Wouldn't this mean that I would have something like
$\begin{bmatrix}1&0&0&0&0\\0&1&0&0&0\\0&0&1&0&0\\0&0&0&1&0\end{bmatrix}$
So wouldn't it's rank = (the # of pivot columns) - the null space dimension? so rank $= 4 - 3 = 1$?
On
The number of pivot columns is the rank: row-reducing gives you pivots, which in turn gives you a basis for the column space.
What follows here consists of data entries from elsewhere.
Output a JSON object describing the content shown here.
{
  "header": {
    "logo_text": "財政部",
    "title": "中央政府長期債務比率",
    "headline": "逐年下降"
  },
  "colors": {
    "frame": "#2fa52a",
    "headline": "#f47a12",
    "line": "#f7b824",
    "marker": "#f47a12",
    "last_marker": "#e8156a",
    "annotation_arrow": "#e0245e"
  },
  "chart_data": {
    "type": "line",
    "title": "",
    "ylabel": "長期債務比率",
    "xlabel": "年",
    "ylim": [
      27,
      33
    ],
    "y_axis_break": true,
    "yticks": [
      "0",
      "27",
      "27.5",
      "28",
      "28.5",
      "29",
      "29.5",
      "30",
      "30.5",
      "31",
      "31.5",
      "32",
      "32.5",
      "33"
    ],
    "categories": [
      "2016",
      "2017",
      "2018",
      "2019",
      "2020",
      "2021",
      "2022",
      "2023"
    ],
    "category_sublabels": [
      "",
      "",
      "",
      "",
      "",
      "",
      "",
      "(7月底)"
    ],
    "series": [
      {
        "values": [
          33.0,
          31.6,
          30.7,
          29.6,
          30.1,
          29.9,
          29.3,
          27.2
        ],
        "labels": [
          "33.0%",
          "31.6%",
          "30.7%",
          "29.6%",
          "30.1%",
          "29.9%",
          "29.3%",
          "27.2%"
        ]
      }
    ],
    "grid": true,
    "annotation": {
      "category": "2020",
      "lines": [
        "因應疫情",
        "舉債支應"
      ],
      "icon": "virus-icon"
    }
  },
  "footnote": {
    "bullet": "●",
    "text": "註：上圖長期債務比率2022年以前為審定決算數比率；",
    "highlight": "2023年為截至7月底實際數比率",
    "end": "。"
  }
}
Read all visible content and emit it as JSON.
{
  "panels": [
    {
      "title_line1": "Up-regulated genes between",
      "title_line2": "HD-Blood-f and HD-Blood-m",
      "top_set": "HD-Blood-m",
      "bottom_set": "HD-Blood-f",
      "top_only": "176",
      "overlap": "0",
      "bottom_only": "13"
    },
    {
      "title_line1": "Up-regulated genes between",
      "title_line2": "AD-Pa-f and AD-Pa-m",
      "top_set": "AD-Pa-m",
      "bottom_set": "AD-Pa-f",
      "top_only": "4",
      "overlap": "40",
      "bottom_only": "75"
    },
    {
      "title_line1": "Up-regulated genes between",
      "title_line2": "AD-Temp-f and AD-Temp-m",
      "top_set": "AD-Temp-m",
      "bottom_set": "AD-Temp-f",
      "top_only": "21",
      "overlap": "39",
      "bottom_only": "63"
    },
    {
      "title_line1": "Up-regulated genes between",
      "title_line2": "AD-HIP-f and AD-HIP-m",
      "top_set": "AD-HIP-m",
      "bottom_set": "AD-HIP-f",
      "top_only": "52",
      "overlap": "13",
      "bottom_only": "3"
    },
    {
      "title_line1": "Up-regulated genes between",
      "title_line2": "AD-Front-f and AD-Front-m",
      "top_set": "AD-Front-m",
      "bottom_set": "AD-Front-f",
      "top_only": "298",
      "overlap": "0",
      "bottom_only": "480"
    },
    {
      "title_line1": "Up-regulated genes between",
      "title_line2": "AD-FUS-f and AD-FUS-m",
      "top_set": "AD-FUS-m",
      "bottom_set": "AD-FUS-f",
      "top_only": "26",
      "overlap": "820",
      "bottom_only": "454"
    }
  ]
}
In terms of matrices, the rank-nullity theorem says that the total number of columns is equal to the sum of the nullity and the rank.
You seem to be confusing the total number of columns with the dimension of the column space. Take for example the $1 \times 2$ matrix $\begin{pmatrix}1 & 1 \end{pmatrix}$. Evidently the total number of columns is $2$, but these columns are linearly dependent. A basis for the column space consists of a single column $\begin{pmatrix}1 \end{pmatrix}$, and hence the rank = dimension of column space = $1$.
The rank-nullity theorem states that for a matrix $A$ $$ \DeclareMathOperator{rank}{rank}\rank(A)+\DeclareMathOperator{nullity}{nullity}\nullity(A)=\#\text{ columns of }A $$ The rank of $A$ is the dimension of the column space of $A$ and $\nullity(A)$ is the dimension of the null space of $A$.
Your question asks for the rank of a $4\times 5$ matrix $A$ whose null space is three-dimensional. The rank-nullity theorem immediately implies $$ \rank(A)=\#\text{ columns of }A-\nullity(A)=5-3=2 $$
The example you give is $$ A = \left[\begin{array}{rrrrr} 1 & 0 & 0 & 0 & 0 \\ 0 & 1 & 0 & 0 & 0 \\ 0 & 0 & 1 & 0 & 0 \\ 0 & 0 & 0 & 1 & 0 \end{array}\right] $$ This matrix has $\rank(A)=4$ and thus $\nullity(A)=4-3=1$. It is thus not a relevant example of your problem.
A relevant example would be $$ A = \left[\begin{array}{rrrrr} 1 & 0 & 0 & 0 & 0 \\ 0 & 1 & 0 & 0 & 0 \\ 0 & 0 & 0 & 0 & 0 \\ 0 & 0 & 0 & 0 & 0 \end{array}\right] $$ This matrix has nullity three and thus has rank two.